Responses of Ethiopian durum wheat (Triticum turgidum var durum L.) genotypes to drought stress

Published in: South African Journal of Plant and Soil
Volume 20, issue 2, 2003 , pages: 54–58
DOI: 10.1080/02571862.2003.10634908
Author(s): K.F. SolomonDepartments of Plant Sciences, South Africa, M.T. LabuschagneDepartments of Plant Sciences, South Africa, A., T.P. BennieDepartments of Soil, Crop and Climate Sciences, South Africa

Abstract

The aim of this study was to identify yield components associated with drought tolerance in durum wheat. Twenty six durum wheat genotypes, from different agro-ecologies of Ethiopia were evaluated under moisture stress and non-stress conditions (35% and 70% available soil moisture) in a glasshouse throughout the growing period.

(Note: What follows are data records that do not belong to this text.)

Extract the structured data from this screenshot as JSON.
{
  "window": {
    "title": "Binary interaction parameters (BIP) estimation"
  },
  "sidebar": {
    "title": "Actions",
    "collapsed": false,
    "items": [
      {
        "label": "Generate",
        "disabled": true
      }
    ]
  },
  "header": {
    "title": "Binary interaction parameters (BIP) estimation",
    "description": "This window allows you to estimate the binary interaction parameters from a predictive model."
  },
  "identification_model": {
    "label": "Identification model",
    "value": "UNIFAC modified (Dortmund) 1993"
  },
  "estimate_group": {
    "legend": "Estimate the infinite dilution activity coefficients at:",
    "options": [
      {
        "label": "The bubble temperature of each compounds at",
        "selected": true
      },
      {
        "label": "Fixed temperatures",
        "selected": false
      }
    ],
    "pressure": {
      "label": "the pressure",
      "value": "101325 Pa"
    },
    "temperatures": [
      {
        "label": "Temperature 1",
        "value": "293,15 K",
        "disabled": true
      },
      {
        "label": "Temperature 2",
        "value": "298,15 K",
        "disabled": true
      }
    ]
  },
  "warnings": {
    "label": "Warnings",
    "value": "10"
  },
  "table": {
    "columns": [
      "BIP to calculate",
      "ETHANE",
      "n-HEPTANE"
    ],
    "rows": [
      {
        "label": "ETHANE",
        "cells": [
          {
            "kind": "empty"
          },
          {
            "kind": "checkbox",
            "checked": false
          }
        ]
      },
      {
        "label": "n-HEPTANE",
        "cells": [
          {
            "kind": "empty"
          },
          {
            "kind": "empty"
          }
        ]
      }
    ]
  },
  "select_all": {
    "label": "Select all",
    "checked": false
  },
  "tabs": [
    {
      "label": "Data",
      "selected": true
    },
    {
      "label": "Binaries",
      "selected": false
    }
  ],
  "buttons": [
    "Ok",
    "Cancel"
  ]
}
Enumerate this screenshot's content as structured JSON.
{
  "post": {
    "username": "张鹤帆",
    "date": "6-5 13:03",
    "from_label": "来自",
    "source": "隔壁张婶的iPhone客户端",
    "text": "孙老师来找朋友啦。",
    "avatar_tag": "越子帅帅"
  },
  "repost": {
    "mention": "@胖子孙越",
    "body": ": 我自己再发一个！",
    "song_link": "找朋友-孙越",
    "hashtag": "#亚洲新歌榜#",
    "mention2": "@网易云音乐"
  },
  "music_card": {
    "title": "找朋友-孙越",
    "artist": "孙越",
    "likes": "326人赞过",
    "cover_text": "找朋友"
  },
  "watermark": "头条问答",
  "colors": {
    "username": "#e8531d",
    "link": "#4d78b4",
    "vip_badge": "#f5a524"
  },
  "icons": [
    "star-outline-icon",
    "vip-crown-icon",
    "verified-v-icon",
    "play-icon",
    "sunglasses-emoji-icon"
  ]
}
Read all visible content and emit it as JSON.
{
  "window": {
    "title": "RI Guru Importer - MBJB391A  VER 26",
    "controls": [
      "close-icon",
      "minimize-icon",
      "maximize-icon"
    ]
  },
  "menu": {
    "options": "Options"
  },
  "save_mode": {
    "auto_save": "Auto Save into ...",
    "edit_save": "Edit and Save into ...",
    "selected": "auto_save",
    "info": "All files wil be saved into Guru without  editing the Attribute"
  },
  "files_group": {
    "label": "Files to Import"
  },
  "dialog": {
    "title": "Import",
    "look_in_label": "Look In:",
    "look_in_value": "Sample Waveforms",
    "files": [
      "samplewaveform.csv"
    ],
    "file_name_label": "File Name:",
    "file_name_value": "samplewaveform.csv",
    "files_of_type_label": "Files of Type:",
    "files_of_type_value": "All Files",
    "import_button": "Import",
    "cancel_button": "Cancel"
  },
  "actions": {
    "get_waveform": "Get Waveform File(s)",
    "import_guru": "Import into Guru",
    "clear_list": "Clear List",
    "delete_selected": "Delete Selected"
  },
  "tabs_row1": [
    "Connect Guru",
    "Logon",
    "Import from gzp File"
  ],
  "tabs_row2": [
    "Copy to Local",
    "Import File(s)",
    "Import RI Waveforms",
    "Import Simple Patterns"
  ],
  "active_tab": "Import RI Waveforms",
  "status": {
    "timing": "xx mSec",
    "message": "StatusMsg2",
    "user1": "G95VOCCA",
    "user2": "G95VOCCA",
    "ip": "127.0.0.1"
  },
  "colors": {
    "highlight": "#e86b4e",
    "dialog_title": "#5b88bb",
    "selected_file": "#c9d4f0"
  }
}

Stress caused an average grain yield reduction of 79.7%; and a harvest index reduction of 45.2%. Drought susceptibility index proved useful to compare genotypes under stressed conditions. Yield was significantly correlated primarily with number of kernels per spike and 100 kernel weight. Further decompositions of simple correlation coefficients into direct and indirect effects showed that number of kernels per spike and 100 kernel weight had the largest direct effects on grain yield, under both stressed and non-stressed conditions. Number of spikes per plant under the high moisture level was correlated significantly, but negatively, with grain yield because of its large indirect effect on number of kernels per spike and 100 kernel weight.